Historical population
| Census | Pop. | Note | %± |
| 2000 | 1,701 |  | — |
| 2010 | 1,682 |  | −1.1% |
| 2020 | 1,670 |  | −0.7% |
| 2023 (est.) | 1,651 |  | −1.1% |
U.S. Decennial Census

==Geography==
According to the United States Census Bureau, the township has a total area of 21.2 sqmi, of which 21.2 sqmi is land and 0.04 sqmi (0.09%) is water.

==Demographics==
As of the census of 2000, there were 1,701 people, 584 households, and 460 families residing in the township. The population density was 80.2 PD/sqmi. There were 599 housing units at an average density of 28.2 /sqmi. The racial makeup of the township was 97.18% White, 1.18% African American, 0.06% Native American, 0.29% Asian, 0.29% from other races, and 1.00% from two or more races. Hispanic or Latino of any race were 0.94% of the population.

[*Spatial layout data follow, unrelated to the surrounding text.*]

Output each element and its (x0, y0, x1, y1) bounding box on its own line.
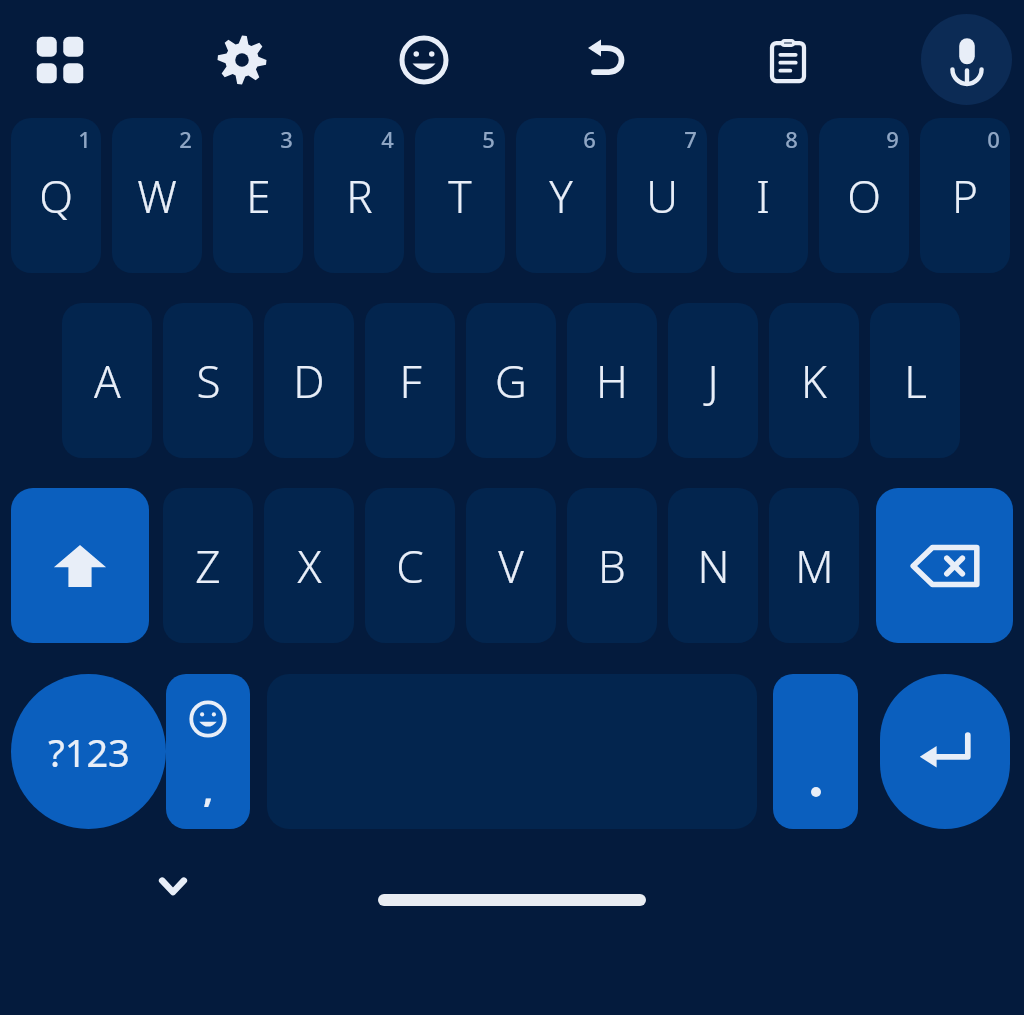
button[interactable]: Shift (11, 488, 149, 643)
staticText: 7 (684, 124, 697, 154)
button[interactable]: M (769, 488, 859, 643)
staticText: 6 (583, 124, 596, 154)
button[interactable]: Undo (560, 14, 651, 105)
button[interactable]: P (920, 118, 1010, 273)
button[interactable]: R (314, 118, 404, 273)
button[interactable]: Emoji (378, 14, 469, 105)
staticText: W (137, 166, 177, 226)
staticText: 5 (482, 124, 495, 154)
staticText: Y (549, 166, 573, 226)
staticText: X (297, 536, 322, 596)
button[interactable]: Voice input (921, 14, 1012, 105)
button[interactable]: Enter (880, 674, 1010, 829)
button[interactable]: E (213, 118, 303, 273)
button[interactable]: C (365, 488, 455, 643)
staticText: F (399, 351, 422, 411)
button[interactable]: Clipboard (742, 14, 833, 105)
staticText: 9 (886, 124, 899, 154)
button[interactable]: B (567, 488, 657, 643)
staticText: H (596, 351, 628, 411)
staticText: 0 (987, 124, 1000, 154)
button[interactable]: ?123 (11, 674, 166, 829)
button[interactable]: S (163, 303, 253, 458)
staticText: , (203, 767, 213, 813)
staticText: ?123 (48, 726, 130, 778)
staticText: 4 (381, 124, 394, 154)
staticText: 3 (280, 124, 293, 154)
button[interactable]: O (819, 118, 909, 273)
button[interactable]: Hide keyboard (143, 856, 203, 916)
staticText: R (346, 166, 373, 226)
staticText: Z (195, 536, 221, 596)
button[interactable]: Y (516, 118, 606, 273)
staticText: Q (39, 166, 73, 226)
button[interactable]: Backspace (876, 488, 1013, 643)
staticText: K (801, 351, 827, 411)
button[interactable]: A (62, 303, 152, 458)
staticText: C (396, 536, 424, 596)
button[interactable]: N (668, 488, 758, 643)
staticText: E (246, 166, 271, 226)
button[interactable]: Q (11, 118, 101, 273)
staticText: U (646, 166, 678, 226)
button[interactable]: Emoji and comma (166, 674, 250, 829)
button[interactable]: D (264, 303, 354, 458)
staticText: I (756, 166, 770, 226)
button[interactable]: Settings (196, 14, 287, 105)
button[interactable]: V (466, 488, 556, 643)
staticText: A (94, 351, 121, 411)
staticText: P (952, 166, 978, 226)
staticText: D (293, 351, 325, 411)
button[interactable]: F (365, 303, 455, 458)
staticText: 2 (179, 124, 192, 154)
staticText: O (847, 166, 881, 226)
staticText: S (196, 351, 221, 411)
button[interactable]: Z (163, 488, 253, 643)
button[interactable]: L (870, 303, 960, 458)
button[interactable]: X (264, 488, 354, 643)
button[interactable]: W (112, 118, 202, 273)
staticText: N (697, 536, 730, 596)
button[interactable]: Period (773, 674, 858, 829)
button[interactable]: T (415, 118, 505, 273)
button[interactable]: G (466, 303, 556, 458)
button[interactable]: Switch keyboard (14, 14, 105, 105)
staticText: B (598, 536, 626, 596)
staticText: L (904, 351, 927, 411)
button[interactable]: I (718, 118, 808, 273)
staticText: 8 (785, 124, 798, 154)
staticText: V (498, 536, 524, 596)
staticText: 1 (78, 124, 91, 154)
button[interactable]: U (617, 118, 707, 273)
staticText: G (495, 351, 527, 411)
staticText: M (795, 536, 834, 596)
staticText: T (448, 166, 472, 226)
staticText: J (707, 351, 719, 411)
button[interactable]: K (769, 303, 859, 458)
button[interactable]: H (567, 303, 657, 458)
button[interactable]: J (668, 303, 758, 458)
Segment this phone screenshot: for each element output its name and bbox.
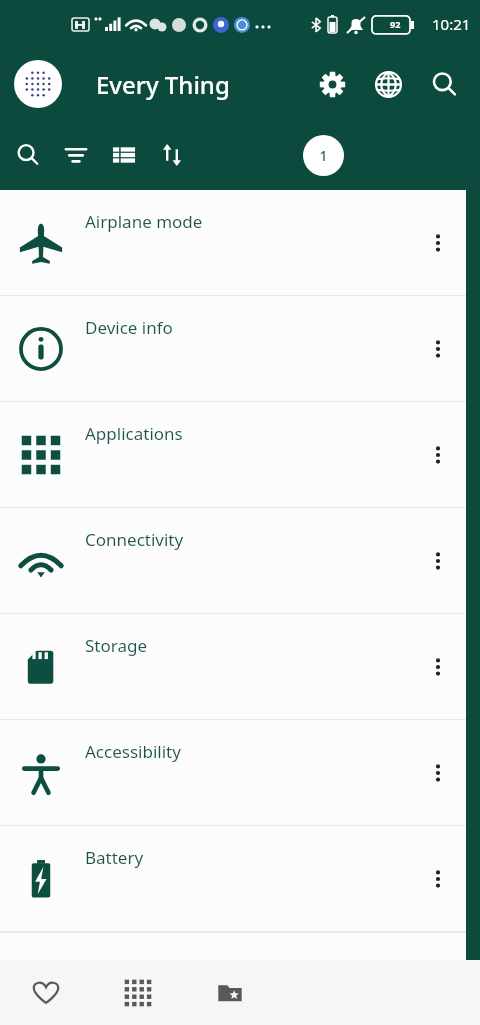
button[interactable]: Device info xyxy=(0,296,466,401)
button[interactable]: Airplane mode xyxy=(0,190,466,295)
button[interactable]: Sort xyxy=(148,131,196,179)
staticText: Connectivity xyxy=(85,528,184,551)
button[interactable]: Connectivity xyxy=(0,508,466,613)
button[interactable]: Accessibility xyxy=(0,720,466,825)
button[interactable]: Search xyxy=(4,131,52,179)
button[interactable]: More options for Accessibility xyxy=(416,751,460,795)
staticText: Every Thing xyxy=(96,68,230,101)
button[interactable]: Filter xyxy=(52,131,100,179)
button[interactable]: More options for Battery xyxy=(416,857,460,901)
staticText: 10:21 xyxy=(432,14,471,34)
button[interactable]: More options for Connectivity xyxy=(416,539,460,583)
staticText: Airplane mode xyxy=(85,210,203,233)
button[interactable]: Favorites xyxy=(22,969,70,1017)
staticText: 1 xyxy=(319,146,328,165)
button[interactable]: More options for Airplane mode xyxy=(416,221,460,265)
button[interactable]: Applications xyxy=(0,402,466,507)
button[interactable]: Search xyxy=(416,56,472,112)
button[interactable]: Storage xyxy=(0,614,466,719)
button[interactable]: Settings xyxy=(304,56,360,112)
staticText: Battery xyxy=(85,846,144,869)
button[interactable]: Language xyxy=(360,56,416,112)
staticText: Storage xyxy=(85,634,148,657)
button[interactable]: List view xyxy=(100,131,148,179)
button[interactable]: More options for Storage xyxy=(416,645,460,689)
staticText: Accessibility xyxy=(85,740,181,763)
button[interactable]: More options for Applications xyxy=(416,433,460,477)
button[interactable]: Profile xyxy=(14,60,62,108)
button[interactable]: 1 xyxy=(303,135,344,176)
button[interactable]: Battery xyxy=(0,826,466,931)
button[interactable]: Collections xyxy=(206,969,254,1017)
staticText: Device info xyxy=(85,316,173,339)
button[interactable]: More options for Device info xyxy=(416,327,460,371)
staticText: Applications xyxy=(85,422,183,445)
staticText: 92 xyxy=(390,18,401,30)
button[interactable]: All apps xyxy=(114,969,162,1017)
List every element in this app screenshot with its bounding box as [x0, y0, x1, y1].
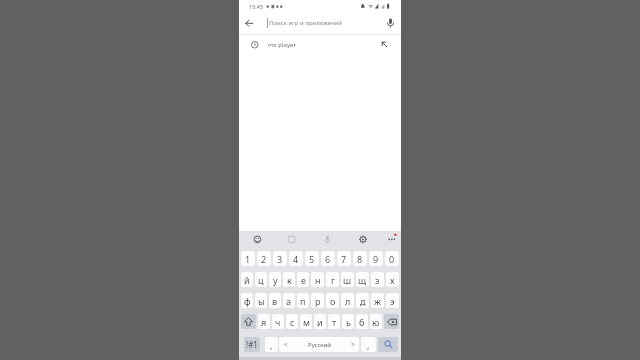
- button[interactable]: ц: [255, 272, 267, 287]
- button[interactable]: г: [326, 272, 339, 287]
- staticText: ж: [374, 295, 381, 307]
- staticText: ,: [367, 339, 370, 351]
- button[interactable]: [272, 231, 305, 251]
- button[interactable]: в: [269, 293, 281, 308]
- button[interactable]: й: [241, 272, 253, 287]
- staticText: ф: [244, 295, 251, 307]
- button[interactable]: [239, 231, 272, 251]
- button[interactable]: 0: [385, 251, 399, 266]
- button[interactable]: ф: [241, 293, 253, 308]
- staticText: 7: [341, 253, 347, 265]
- staticText: <: [284, 340, 288, 349]
- staticText: э: [390, 295, 395, 307]
- button[interactable]: [305, 231, 337, 251]
- button[interactable]: ж: [371, 293, 384, 308]
- staticText: й: [244, 274, 250, 286]
- button[interactable]: щ: [356, 272, 369, 287]
- button[interactable]: н: [311, 272, 324, 287]
- staticText: в: [272, 295, 278, 307]
- button[interactable]: [378, 337, 398, 352]
- button[interactable]: у: [269, 272, 281, 287]
- staticText: ,: [270, 339, 273, 351]
- staticText: а: [286, 295, 292, 307]
- staticText: л: [345, 295, 351, 307]
- staticText: ц: [258, 274, 264, 286]
- button[interactable]: 4: [289, 251, 303, 266]
- button[interactable]: ю: [370, 314, 382, 329]
- button[interactable]: д: [356, 293, 369, 308]
- staticText: 9: [373, 253, 379, 265]
- button[interactable]: !#1: [244, 337, 260, 352]
- button[interactable]: mx player: [239, 35, 401, 54]
- staticText: д: [360, 295, 366, 307]
- button[interactable]: и: [314, 314, 326, 329]
- staticText: ч: [275, 316, 281, 328]
- button[interactable]: [369, 231, 401, 251]
- staticText: е: [301, 274, 306, 286]
- staticText: г: [331, 274, 335, 286]
- button[interactable]: р: [311, 293, 324, 308]
- staticText: т: [332, 316, 337, 328]
- staticText: ш: [343, 274, 352, 286]
- button[interactable]: б: [356, 314, 368, 329]
- button[interactable]: п: [297, 293, 309, 308]
- button[interactable]: т: [328, 314, 340, 329]
- staticText: о: [330, 295, 336, 307]
- staticText: Русский: [308, 341, 331, 349]
- staticText: 5: [309, 253, 315, 265]
- button[interactable]: х: [386, 272, 399, 287]
- button[interactable]: [384, 314, 399, 329]
- staticText: 3: [277, 253, 283, 265]
- button[interactable]: ч: [272, 314, 284, 329]
- staticText: п: [300, 295, 306, 307]
- button[interactable]: [239, 12, 259, 34]
- button[interactable]: 1: [241, 251, 255, 266]
- button[interactable]: з: [371, 272, 384, 287]
- button[interactable]: с: [286, 314, 298, 329]
- staticText: mx player: [268, 41, 296, 49]
- button[interactable]: ,: [361, 337, 376, 352]
- button[interactable]: а: [283, 293, 295, 308]
- button[interactable]: э: [386, 293, 399, 308]
- staticText: ы: [258, 295, 265, 307]
- staticText: !#1: [246, 339, 258, 350]
- button[interactable]: л: [341, 293, 354, 308]
- button[interactable]: я: [258, 314, 270, 329]
- button[interactable]: к: [283, 272, 295, 287]
- button[interactable]: 9: [369, 251, 383, 266]
- staticText: щ: [358, 274, 367, 286]
- staticText: >: [351, 340, 355, 349]
- button[interactable]: 2: [257, 251, 271, 266]
- staticText: м: [303, 316, 310, 328]
- button[interactable]: 8: [353, 251, 367, 266]
- staticText: и: [317, 316, 323, 328]
- button[interactable]: [379, 12, 401, 34]
- button[interactable]: ,: [265, 337, 278, 352]
- staticText: ю: [372, 316, 380, 328]
- button[interactable]: о: [326, 293, 339, 308]
- button[interactable]: м: [300, 314, 312, 329]
- button[interactable]: [337, 231, 369, 251]
- staticText: н: [315, 274, 321, 286]
- staticText: ь: [346, 316, 351, 328]
- button[interactable]: е: [297, 272, 309, 287]
- staticText: 8: [357, 253, 363, 265]
- button[interactable]: [241, 314, 256, 329]
- staticText: 0: [389, 253, 395, 265]
- staticText: 4: [293, 253, 299, 265]
- staticText: я: [261, 316, 267, 328]
- staticText: б: [359, 316, 365, 328]
- button[interactable]: 7: [337, 251, 351, 266]
- button[interactable]: ь: [342, 314, 354, 329]
- button[interactable]: 5: [305, 251, 319, 266]
- button[interactable]: <: [279, 337, 359, 352]
- button[interactable]: 6: [321, 251, 335, 266]
- staticText: 2: [261, 253, 267, 265]
- staticText: с: [290, 316, 295, 328]
- button[interactable]: 3: [273, 251, 287, 266]
- button[interactable]: ы: [255, 293, 267, 308]
- staticText: р: [315, 295, 321, 307]
- button[interactable]: ш: [341, 272, 354, 287]
- staticText: к: [287, 274, 292, 286]
- staticText: 1: [245, 253, 251, 265]
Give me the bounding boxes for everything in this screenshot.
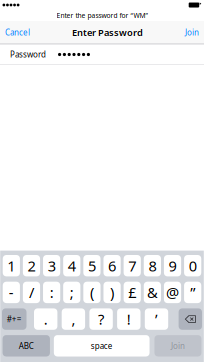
button[interactable]: 9 <box>164 255 181 276</box>
button[interactable]: / <box>23 282 40 303</box>
button[interactable]: , <box>62 308 85 330</box>
button[interactable]: Delete <box>179 308 202 330</box>
staticText: 7 <box>128 256 136 276</box>
staticText: £ <box>128 283 136 302</box>
staticText: 6 <box>108 256 116 276</box>
button[interactable]: Join <box>185 27 199 38</box>
button[interactable]: ) <box>104 282 121 303</box>
staticText: 1 <box>7 256 15 276</box>
button[interactable]: & <box>144 282 161 303</box>
staticText: , <box>71 309 75 329</box>
staticText: 3 <box>48 256 56 276</box>
button[interactable]: 5 <box>83 255 100 276</box>
button[interactable]: ? <box>89 308 113 330</box>
button[interactable]: 0 <box>184 255 201 276</box>
staticText: : <box>50 283 54 302</box>
staticText: Password <box>10 49 46 60</box>
staticText: Cancel <box>5 27 30 38</box>
staticText: Join <box>171 340 185 351</box>
staticText: space <box>91 340 113 351</box>
staticText: 5 <box>88 256 96 276</box>
button[interactable]: 6 <box>104 255 121 276</box>
button[interactable]: ABC <box>2 335 50 356</box>
staticText: ! <box>127 309 131 329</box>
button[interactable]: - <box>3 282 20 303</box>
button[interactable]: space <box>54 335 150 356</box>
button[interactable]: Join <box>154 335 202 356</box>
button[interactable]: 1 <box>3 255 20 276</box>
button[interactable]: Cancel <box>5 27 30 38</box>
button[interactable]: 2 <box>23 255 40 276</box>
staticText: . <box>44 309 48 329</box>
staticText: Enter the password for “WM” <box>56 11 148 20</box>
staticText: Join <box>185 27 199 38</box>
button[interactable]: : <box>43 282 60 303</box>
staticText: ; <box>70 283 74 302</box>
staticText: 2 <box>28 256 36 276</box>
button[interactable]: . <box>34 308 57 330</box>
staticText: ” <box>190 283 195 302</box>
staticText: / <box>29 283 34 302</box>
staticText: & <box>147 283 158 302</box>
button[interactable]: @ <box>164 282 181 303</box>
staticText: Enter Password <box>72 26 143 39</box>
staticText: ? <box>98 309 104 329</box>
staticText: ’ <box>155 309 158 329</box>
staticText: 9 <box>168 256 176 276</box>
staticText: 8 <box>148 256 156 276</box>
staticText: - <box>9 283 14 302</box>
staticText: @ <box>166 283 179 302</box>
button[interactable]: 8 <box>144 255 161 276</box>
staticText: 0 <box>189 256 197 276</box>
button[interactable]: 3 <box>43 255 60 276</box>
button[interactable]: ! <box>117 308 140 330</box>
staticText: ABC <box>19 340 34 351</box>
staticText: ( <box>90 283 94 302</box>
button[interactable]: ( <box>83 282 100 303</box>
button[interactable]: ’ <box>145 308 168 330</box>
button[interactable]: #+= <box>2 308 26 330</box>
button[interactable]: £ <box>124 282 141 303</box>
staticText: ) <box>110 283 114 302</box>
button[interactable]: ” <box>184 282 201 303</box>
button[interactable]: 4 <box>63 255 80 276</box>
staticText: #+= <box>7 314 22 324</box>
staticText: 4 <box>68 256 76 276</box>
button[interactable]: 7 <box>124 255 141 276</box>
button[interactable]: ; <box>63 282 80 303</box>
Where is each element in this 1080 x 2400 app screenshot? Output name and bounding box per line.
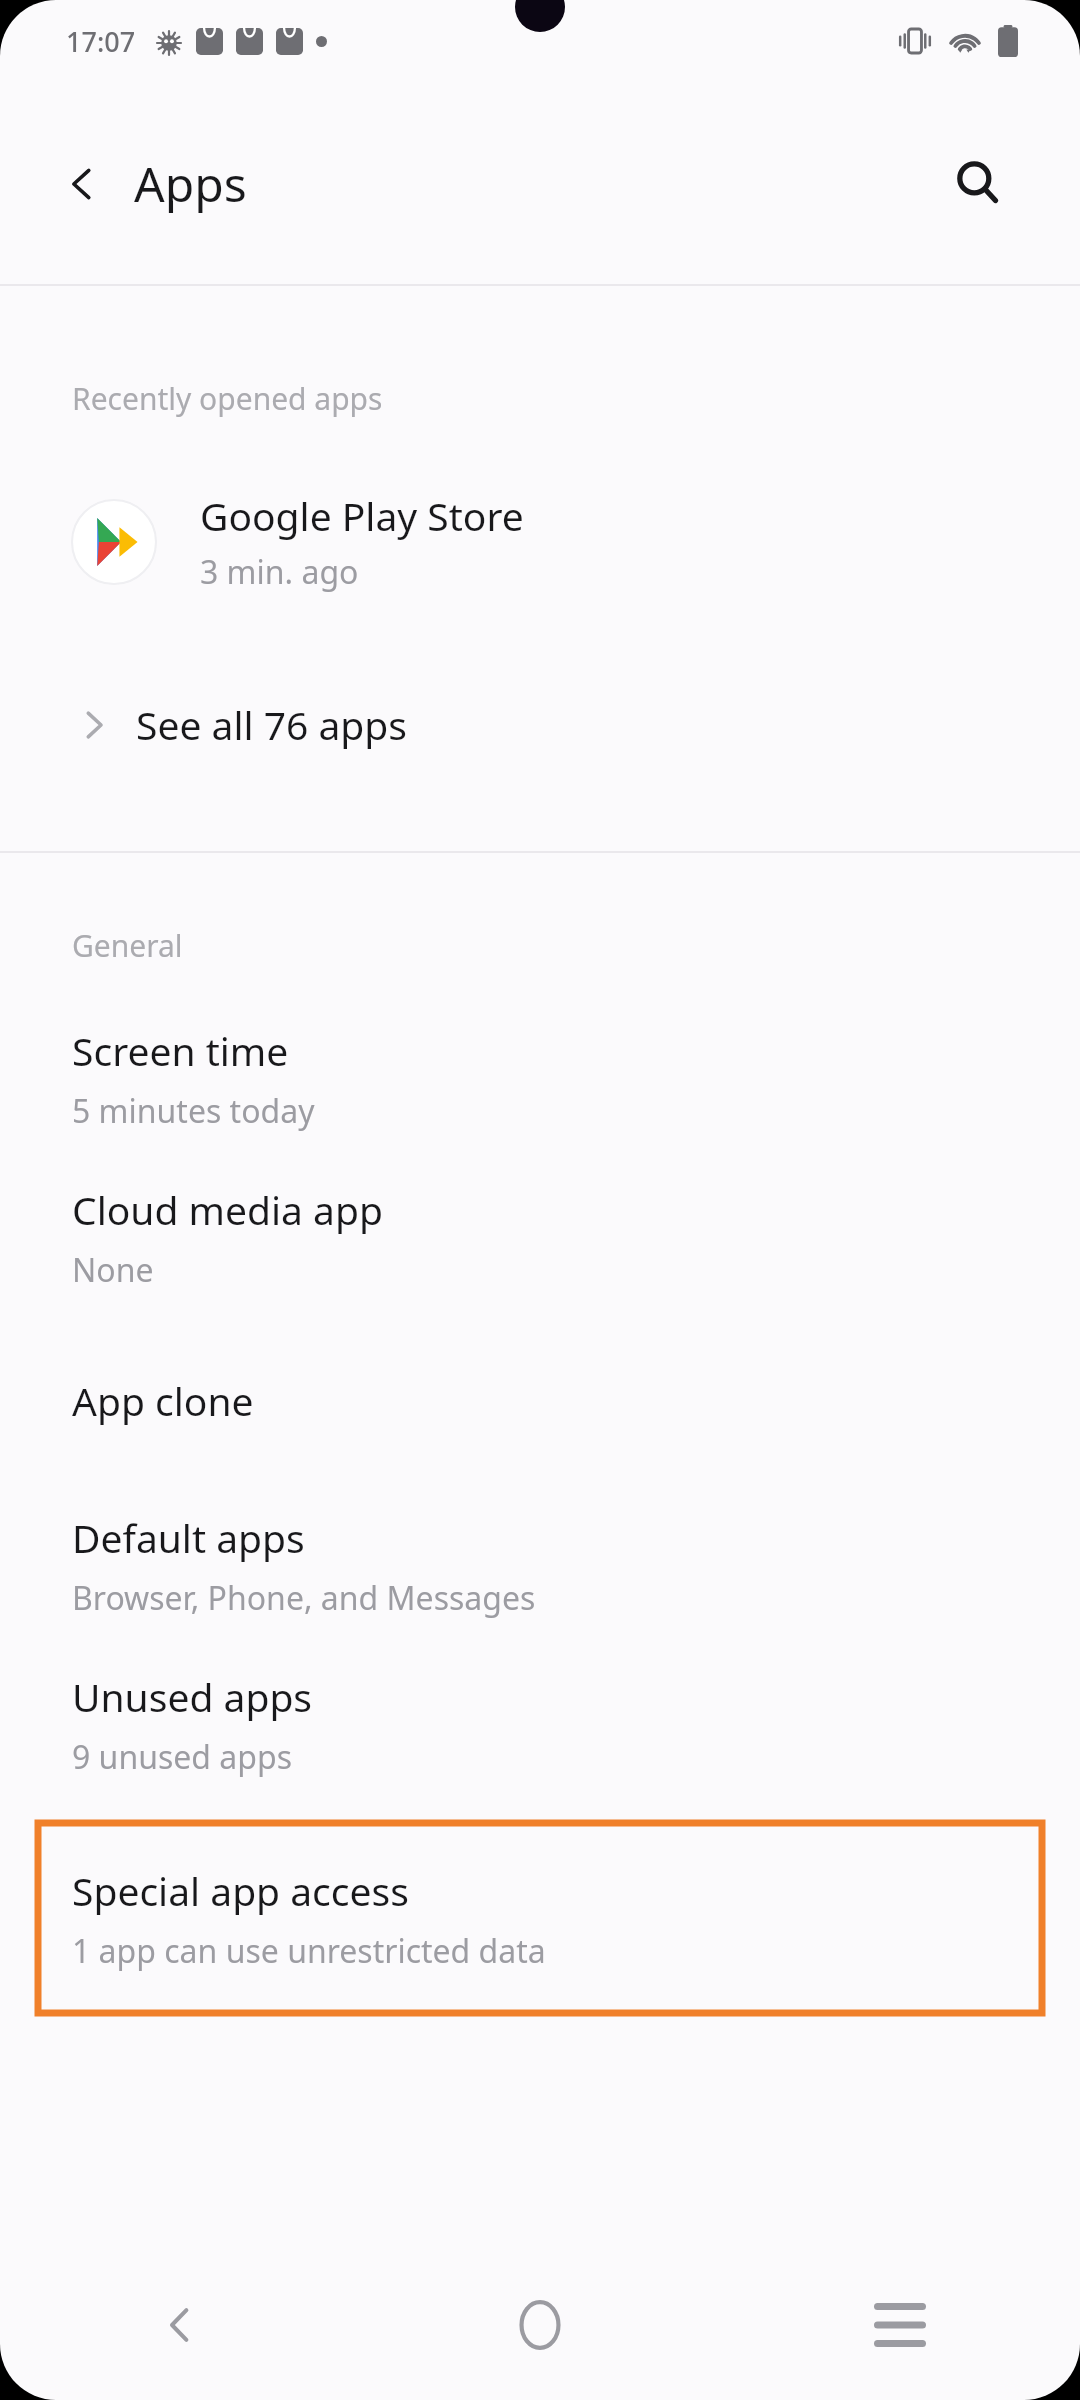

There were 584 households, out of which 32.5% had children under the age of 18 living with them, 70.0% were married couples living together, 5.3% had a female householder with no husband present, and 21.1% were non-families. 17.3% of all households were made up of individuals, and 8.9% had someone living alone who was 65 years of age or older. The average household size was 2.77 and the average family size was 3.15.

In the township the population was spread out, with 26.6% under the age of 18, 4.5% from 18 to 24, 25.2% from 25 to 44, 26.3% from 45 to 64, and 17.4% who were 65 years of age or older. The median age was 40 years. For every 100 females there were 93.7 males. For every 100 females age 18 and over, there were 93.8 males.

The median income for a household in the township was $41,250, and the median income for a family was $44,948. Males had a median income of $35,489 versus $21,731 for females. The per capita income for the township was $16,589. About 9.2% of families and 15.0% of the population were below the poverty line, including 28.8% of those under age 18 and 10.6% of those age 65 or over.